Mille grues de papier nous invite à un vertige poétique.
L'histoire de ce recueil, sa genèse, disent déjà cette beauté d'un geste poétique et empli d'humanité. Ce sont 644 poèmes écrits avec beauté par
Chantal Dupuy-Dunier que j'ai découvert sur Babelio grâce à quelques amis. Merci à eux.
Oui la beauté est là, à chaque page. Et si la beauté est parfois et souvent douloureuse, elle continue néanmoins de s'appeler ainsi.
L'objet de ce recueil repose sur une histoire vraie, émouvante, tragique.
Ainsi, Sadako Sasaki, fillette leucémique irradiée à Hiroshima, tenta de plier
mille grues de papier pour que, selon le proverbe, son voeu : "continuer à vivre" se réalise. Avant de mourir, sans dévier de son but, elle parvint à réaliser 644 de ces oiseaux hautement symboliques au Japon. Malheureusement, elle ne parvint pas jusqu'au bout.
Ce sont les enfants de sa classe qui confectionnèrent les origamis manquants afin de parvenir jusqu'à mille.
À l'image de Sadako,
Chantal Dupuy-Dunier eut cette magnifique idée de plier et déplier des mots sur précisément 644 poèmes, pas un de plus. Elle voulut s'arrêter là où la vie de Sadako Sasaki n'alla pas plus loin.
Chantal Dupuy-Dunier pose ainsi des poèmes très courts, parfois de la taille d'un haiku ou quelque chose qui y ressemble.
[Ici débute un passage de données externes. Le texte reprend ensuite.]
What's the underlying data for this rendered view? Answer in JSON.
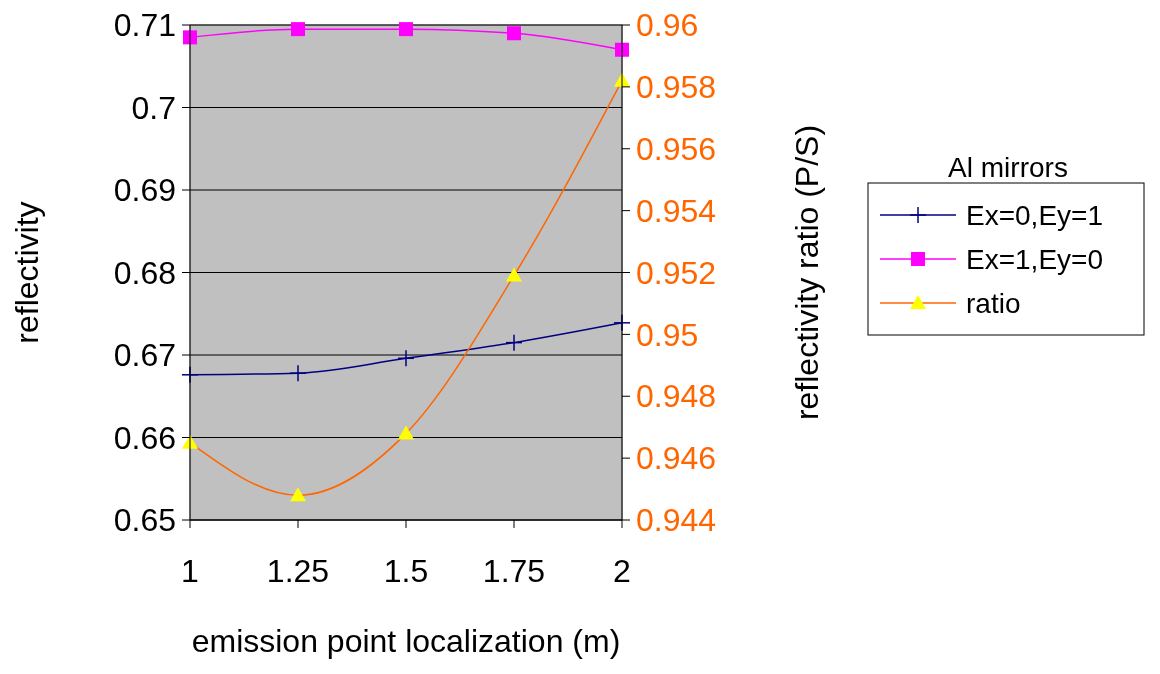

Parfois ils sont plus longs...
Au-delà de l'exercice de style, il faut y voir un acte poétique magnifique dans cet accomplissement.
Beaucoup de ces très courts poèmes sont des pépites qui m'ont enchanté.
« Il est l'heure
où la forêt se fond dans la nuit,
S'éloigne de son apparence de forêt.
L'heure
où ses doigts d'arbres
caressent un autre signifiant,
creusent le puits de l'invisible,
qui pourrait conduire à ... »
La vie et la mort effleurent ces poèmes.
Ils disent la naissance du monde, la lumière, les vagabondages, les chevaux de bois qui s'élèvent, des printemps où il pleut, l'évocation d'un poème de
Pierre Reverdy, le vent, une barque mise à l'eau, un ciel qui traîne, et nous autres dans cette confusion magnifique...
À mon tour, j'ai plié et déplié ces mots mille fois beaux, dits pour Sadako, dits peut-être pour empêcher les guerres à venir.
Nous savons qu'ils sont dédiés à Sadako, cette enfant d'Hiroshima, morte à cause de la guerre là-bas et de la bombe, malgré les soins qui lui fut prodigués.
Comme c'est beau la poésie qui dit cela...
Dans cet acte poétique magnifique, j'ai rêvé naïvement durant un instant que les mots pouvaient arrêter les guerres.
« Me frayant un passage à travers l'ombre,
je vole,
livres déployés,
Projet ancestral,
Atteindre cette terre utopique. »
La grâce des mots de cette poésie me fait pénétrer dans cette terre utopique, rejoindre l'âme de Sadako.